You can pay for Claude API access (not normal Claude Pro) and wire in something like Cline via your API key, but it gets expensive fast in my experience.
the company i work for and actually most Swiss IT contractors have harsh rules, and more than half of our projects, we aren't allowed to use Github Copilot or pasting stuff to any LLM API.
For that matter I built a vLLM based local GPU machine for our dev squads as a trial. Currently using a 4070Ti Super with 16GB Vram and upgrading to 4x 4070Ti Super to support 70b models.

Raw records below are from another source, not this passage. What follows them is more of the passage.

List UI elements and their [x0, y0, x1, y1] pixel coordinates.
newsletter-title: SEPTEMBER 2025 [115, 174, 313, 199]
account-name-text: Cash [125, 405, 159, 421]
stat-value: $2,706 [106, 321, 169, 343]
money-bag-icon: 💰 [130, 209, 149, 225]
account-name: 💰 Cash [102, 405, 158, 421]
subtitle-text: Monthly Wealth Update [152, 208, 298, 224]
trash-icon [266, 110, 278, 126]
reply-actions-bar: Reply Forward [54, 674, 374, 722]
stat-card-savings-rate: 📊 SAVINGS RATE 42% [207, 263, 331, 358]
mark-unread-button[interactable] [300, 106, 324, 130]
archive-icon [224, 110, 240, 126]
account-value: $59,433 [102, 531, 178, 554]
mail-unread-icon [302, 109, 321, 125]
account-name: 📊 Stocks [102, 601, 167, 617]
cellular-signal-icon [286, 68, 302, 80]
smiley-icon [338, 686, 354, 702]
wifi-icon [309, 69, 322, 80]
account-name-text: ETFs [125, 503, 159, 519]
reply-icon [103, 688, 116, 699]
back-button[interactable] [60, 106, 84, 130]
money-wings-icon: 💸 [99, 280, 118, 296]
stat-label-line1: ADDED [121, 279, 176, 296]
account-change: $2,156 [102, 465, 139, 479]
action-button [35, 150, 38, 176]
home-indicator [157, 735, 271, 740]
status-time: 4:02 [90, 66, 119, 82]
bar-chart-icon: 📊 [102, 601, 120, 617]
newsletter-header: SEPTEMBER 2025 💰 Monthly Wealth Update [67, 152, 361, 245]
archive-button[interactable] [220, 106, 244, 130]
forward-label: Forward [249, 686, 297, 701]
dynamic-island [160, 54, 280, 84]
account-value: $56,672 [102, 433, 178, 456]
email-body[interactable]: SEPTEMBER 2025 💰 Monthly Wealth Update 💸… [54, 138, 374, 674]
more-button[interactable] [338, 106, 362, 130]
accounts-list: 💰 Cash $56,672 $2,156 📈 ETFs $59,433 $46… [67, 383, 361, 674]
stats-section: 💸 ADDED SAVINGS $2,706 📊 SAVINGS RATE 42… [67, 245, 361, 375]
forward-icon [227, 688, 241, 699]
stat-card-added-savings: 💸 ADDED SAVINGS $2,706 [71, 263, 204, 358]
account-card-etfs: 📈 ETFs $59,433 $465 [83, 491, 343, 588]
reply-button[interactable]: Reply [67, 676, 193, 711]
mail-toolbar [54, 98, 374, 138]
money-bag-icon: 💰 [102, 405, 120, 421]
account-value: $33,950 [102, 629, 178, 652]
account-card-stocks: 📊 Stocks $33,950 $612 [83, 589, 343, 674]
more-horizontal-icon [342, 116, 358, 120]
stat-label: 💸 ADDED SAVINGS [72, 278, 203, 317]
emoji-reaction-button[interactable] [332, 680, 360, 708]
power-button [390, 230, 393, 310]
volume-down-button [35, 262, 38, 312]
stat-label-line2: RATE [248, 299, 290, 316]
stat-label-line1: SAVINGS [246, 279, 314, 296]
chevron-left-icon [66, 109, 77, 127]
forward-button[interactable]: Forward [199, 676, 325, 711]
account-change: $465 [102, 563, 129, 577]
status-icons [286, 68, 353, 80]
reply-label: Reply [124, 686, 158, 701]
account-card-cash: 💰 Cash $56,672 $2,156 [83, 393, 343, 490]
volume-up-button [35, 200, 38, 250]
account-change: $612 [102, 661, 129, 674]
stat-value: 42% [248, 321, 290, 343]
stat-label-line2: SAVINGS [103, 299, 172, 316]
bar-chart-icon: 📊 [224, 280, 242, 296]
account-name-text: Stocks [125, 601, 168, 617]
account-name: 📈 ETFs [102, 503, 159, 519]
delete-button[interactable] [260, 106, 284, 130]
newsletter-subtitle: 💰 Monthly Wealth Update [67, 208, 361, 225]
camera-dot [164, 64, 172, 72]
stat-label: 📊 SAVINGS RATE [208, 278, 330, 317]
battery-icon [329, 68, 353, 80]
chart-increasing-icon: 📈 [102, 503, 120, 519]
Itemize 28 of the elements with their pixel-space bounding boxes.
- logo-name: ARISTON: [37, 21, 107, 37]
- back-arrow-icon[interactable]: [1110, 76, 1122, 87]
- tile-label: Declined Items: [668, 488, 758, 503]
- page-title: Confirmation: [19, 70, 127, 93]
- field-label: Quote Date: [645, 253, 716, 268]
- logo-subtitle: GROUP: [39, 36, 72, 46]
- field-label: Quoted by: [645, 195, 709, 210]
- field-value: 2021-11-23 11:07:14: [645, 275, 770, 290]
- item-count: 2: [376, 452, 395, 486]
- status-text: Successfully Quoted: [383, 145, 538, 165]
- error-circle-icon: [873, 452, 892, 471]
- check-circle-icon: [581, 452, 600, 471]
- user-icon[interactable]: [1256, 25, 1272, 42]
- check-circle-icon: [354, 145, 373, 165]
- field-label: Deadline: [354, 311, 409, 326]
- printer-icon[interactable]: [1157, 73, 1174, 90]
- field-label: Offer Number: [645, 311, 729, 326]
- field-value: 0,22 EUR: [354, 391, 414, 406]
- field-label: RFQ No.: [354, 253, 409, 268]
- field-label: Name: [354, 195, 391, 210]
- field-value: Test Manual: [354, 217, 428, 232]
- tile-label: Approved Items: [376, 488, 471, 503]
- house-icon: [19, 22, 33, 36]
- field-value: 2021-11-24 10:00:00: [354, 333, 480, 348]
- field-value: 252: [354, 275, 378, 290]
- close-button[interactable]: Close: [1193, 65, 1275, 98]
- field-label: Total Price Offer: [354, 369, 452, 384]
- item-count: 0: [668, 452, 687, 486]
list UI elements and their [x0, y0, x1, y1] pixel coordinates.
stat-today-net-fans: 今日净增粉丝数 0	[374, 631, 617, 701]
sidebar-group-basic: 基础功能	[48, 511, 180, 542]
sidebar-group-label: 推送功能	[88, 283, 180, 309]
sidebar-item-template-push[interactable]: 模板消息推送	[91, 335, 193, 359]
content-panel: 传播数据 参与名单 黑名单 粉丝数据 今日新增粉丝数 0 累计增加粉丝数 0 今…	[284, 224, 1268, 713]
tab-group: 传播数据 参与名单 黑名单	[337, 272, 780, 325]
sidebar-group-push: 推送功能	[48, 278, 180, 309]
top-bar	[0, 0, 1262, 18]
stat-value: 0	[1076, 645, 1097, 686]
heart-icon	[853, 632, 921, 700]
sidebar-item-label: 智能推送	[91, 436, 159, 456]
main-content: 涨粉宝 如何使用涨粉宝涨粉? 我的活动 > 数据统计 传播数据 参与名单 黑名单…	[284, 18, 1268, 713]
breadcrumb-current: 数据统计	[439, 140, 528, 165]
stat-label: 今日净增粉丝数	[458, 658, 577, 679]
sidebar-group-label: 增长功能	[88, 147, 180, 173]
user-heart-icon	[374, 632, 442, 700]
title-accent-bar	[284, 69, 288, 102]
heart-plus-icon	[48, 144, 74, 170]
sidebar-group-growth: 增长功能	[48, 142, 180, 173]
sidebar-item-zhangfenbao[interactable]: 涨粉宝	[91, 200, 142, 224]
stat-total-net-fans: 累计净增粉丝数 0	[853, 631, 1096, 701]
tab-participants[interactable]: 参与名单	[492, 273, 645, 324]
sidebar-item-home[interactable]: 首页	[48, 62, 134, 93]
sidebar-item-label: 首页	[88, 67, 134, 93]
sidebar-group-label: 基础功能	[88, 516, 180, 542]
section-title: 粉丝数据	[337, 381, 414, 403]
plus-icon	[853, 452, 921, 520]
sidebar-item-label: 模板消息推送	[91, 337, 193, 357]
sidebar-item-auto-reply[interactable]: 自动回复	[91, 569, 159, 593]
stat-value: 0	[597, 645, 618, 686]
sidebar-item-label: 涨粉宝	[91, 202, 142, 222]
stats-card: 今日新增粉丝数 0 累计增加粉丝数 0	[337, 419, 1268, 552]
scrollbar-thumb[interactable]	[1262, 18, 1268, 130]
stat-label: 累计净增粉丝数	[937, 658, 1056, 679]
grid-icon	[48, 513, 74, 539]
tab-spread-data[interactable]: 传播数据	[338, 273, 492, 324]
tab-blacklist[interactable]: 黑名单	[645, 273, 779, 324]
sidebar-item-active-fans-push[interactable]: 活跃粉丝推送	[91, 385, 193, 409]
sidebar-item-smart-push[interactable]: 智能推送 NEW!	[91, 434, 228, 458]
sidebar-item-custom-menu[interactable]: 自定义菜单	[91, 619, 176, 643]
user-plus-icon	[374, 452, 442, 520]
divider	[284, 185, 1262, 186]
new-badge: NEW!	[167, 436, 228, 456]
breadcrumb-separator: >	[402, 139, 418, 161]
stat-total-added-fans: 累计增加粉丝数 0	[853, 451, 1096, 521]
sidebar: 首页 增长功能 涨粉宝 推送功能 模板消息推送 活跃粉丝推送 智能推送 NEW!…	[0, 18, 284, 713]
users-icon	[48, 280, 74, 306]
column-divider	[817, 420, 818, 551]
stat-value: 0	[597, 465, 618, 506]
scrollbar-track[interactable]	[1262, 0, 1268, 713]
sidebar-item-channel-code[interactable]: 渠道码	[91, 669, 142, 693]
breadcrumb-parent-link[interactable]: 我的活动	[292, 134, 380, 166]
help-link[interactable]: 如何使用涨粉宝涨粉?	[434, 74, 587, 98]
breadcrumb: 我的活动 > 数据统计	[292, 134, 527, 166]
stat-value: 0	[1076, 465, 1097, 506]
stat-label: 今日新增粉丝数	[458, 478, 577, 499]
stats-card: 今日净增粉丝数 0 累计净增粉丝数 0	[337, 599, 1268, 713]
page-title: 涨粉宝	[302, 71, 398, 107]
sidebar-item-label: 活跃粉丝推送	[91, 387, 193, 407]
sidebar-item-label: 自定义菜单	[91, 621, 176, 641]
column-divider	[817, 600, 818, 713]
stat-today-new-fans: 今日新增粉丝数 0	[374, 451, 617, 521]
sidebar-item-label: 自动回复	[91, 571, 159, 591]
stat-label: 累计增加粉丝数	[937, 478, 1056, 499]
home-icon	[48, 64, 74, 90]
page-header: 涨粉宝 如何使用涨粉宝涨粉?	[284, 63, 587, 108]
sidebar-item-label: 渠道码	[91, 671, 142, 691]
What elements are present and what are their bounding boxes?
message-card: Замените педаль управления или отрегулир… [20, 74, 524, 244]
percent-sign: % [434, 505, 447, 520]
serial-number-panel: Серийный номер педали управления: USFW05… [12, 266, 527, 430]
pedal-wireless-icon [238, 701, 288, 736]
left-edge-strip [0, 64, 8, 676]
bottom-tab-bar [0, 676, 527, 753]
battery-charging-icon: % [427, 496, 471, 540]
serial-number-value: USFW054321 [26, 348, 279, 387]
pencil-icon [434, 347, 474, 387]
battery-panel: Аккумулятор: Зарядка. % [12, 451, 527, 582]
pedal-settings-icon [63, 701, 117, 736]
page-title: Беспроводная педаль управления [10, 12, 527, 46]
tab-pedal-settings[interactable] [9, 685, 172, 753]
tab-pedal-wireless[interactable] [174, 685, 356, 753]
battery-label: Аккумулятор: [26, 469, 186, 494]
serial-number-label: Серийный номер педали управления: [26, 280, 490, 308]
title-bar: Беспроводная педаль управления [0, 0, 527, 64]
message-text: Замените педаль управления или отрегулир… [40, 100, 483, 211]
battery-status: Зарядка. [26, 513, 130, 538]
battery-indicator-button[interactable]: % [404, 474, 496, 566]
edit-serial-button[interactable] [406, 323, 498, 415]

The difficulties we face IMHO:
- Cursor doesn't support WSL Devcontainers
- Small Tab-Complete models are more important, and there's less going on for those
- There's a huge gap between 7-14b and 120b models, not a lot of 70b models available
In reality, on 7-14b nothing beats Qwen2.5 for interactive coding and something around 2b for tab-completion
Question for those using it. Can the 7B really be used locally on a card with only 16GB VRAM? LLM Explorer says[1] it requires 15.4GB. That seems like cutting it close.
I am happily using qwen2.5-coder-7b-instruct-q3_k_m.gguf with a context size of 32768 on an RTX 3060 Mobile with 6GB VRAM using llama.cpp [2]. With 16GB VRAM, you could use qwen2.5-7b-instruct-q8_0.gguf which is basically indistinguishable from the fp16 variant.